Fukuyama says history is still ending
History hasn’t even begun to end, and when it ends, you’ll know it, because it’s gonna end so hard that everybody in the world is gonna feel it
I’ve noticed that the establishment has pulled back from putting forth positive arguments in favor of its vision for society, adopting instead a critical repose focused on purely negative critical assessments connecting various enemies and ideas with taboos. The rationales for the taboos are never discussed. (This is also known as the Damon Linker style of argument.)
The pose shift seems to have begun in 2016 when establishment pundits were absolutely blindsided by Trump. But now that stasis is returning, establishment pundits are once again feeling comfortable enough to venture forth with their positive arguments for what the world should look like.
Along these lines, Francis Fukuyama just posted some 10/10 bait in the Atlantic. Although we’ve mentioned Straussians recently, we’ve only touched upon Fukuyama in passing by noting his connection to the Braver Angels project.
Fukuyama is famous for his End of History thesis, developed in a book which nobody reads but everyone talks about. (Full disclosure: I’ve never read The End of History and the Bug Man or whatever it’s called, so that means nobody else has).
His article in the Atlantic is a survey of evidence in support of the thesis that history is ending, which I understand to be a metaphor for the irreversible global triumph of the abstraction “liberal democracy”.
Historically, predictions of a future “win” are often precipitated by a conditional win in the present that stokes a significant amount of optimism for the team. In antiquity, the relative success of the Maccabbean revolt unleashed a torrent of predictions that the Son of Man would be arriving soon to bring closure to history. But predictions about the end of history can also be fueled by a sense of weakness in the present. As Judaean fortunes declined in Jerusalem, culminating in the destruction of the second temple, predictions of the ultimate triumph of God over the pagan empires persisted.

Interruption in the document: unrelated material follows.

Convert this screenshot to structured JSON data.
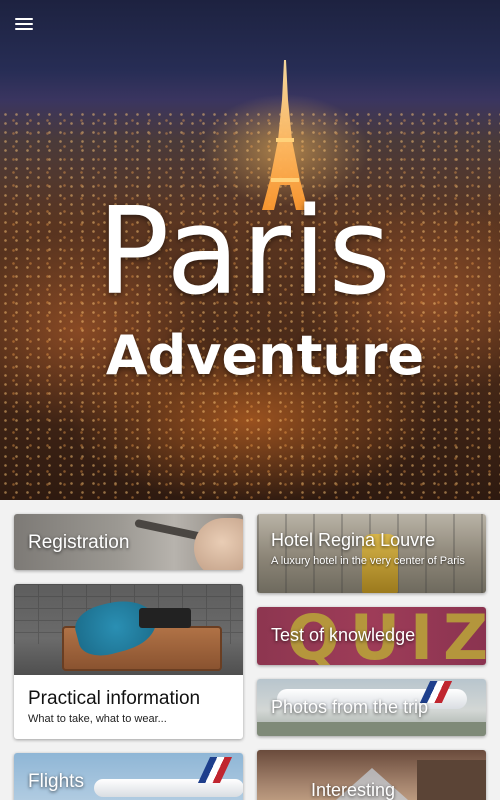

The second kind of end of history predictor looks to the future to preserve his sense of superiority or omnipotence in the present. “We may have taken a lot of Ls recently that totally undermine our worldview”, he says to himself, “but trust the plan our perfection will be revealed to the world at a future date.” You can see the cynical end of history predictor in Talcott Parsons as we surveyed here, who conceded that while not everyone was seeing the perfection of the American social gospel at that time, the future would witness the delivery of the world from status inferiority and primitive authoritarian institutions.
I think Fukuyama’s new article is more motivated by enthusiasm. Until recently, Fukuyama had been writing about other topics like identity (I intend to review his recent book), but I suspect the recent setbacks for Putin in Ukraine and populism in the United States put a spring in his step, giving him the confidence necessary to write this article.
Fukuyama doesn’t really define liberal democracy in the article except negatively in comparison to what modern “authoritarian” and “strongman” regimes are not. He suggests the weakness of the authoritarian regimes are the following:
they’re inefficient
they don’t permit public discussion or debate
they don’t have a “mechanism of accountability”
they don’t permit the level of freedom people want.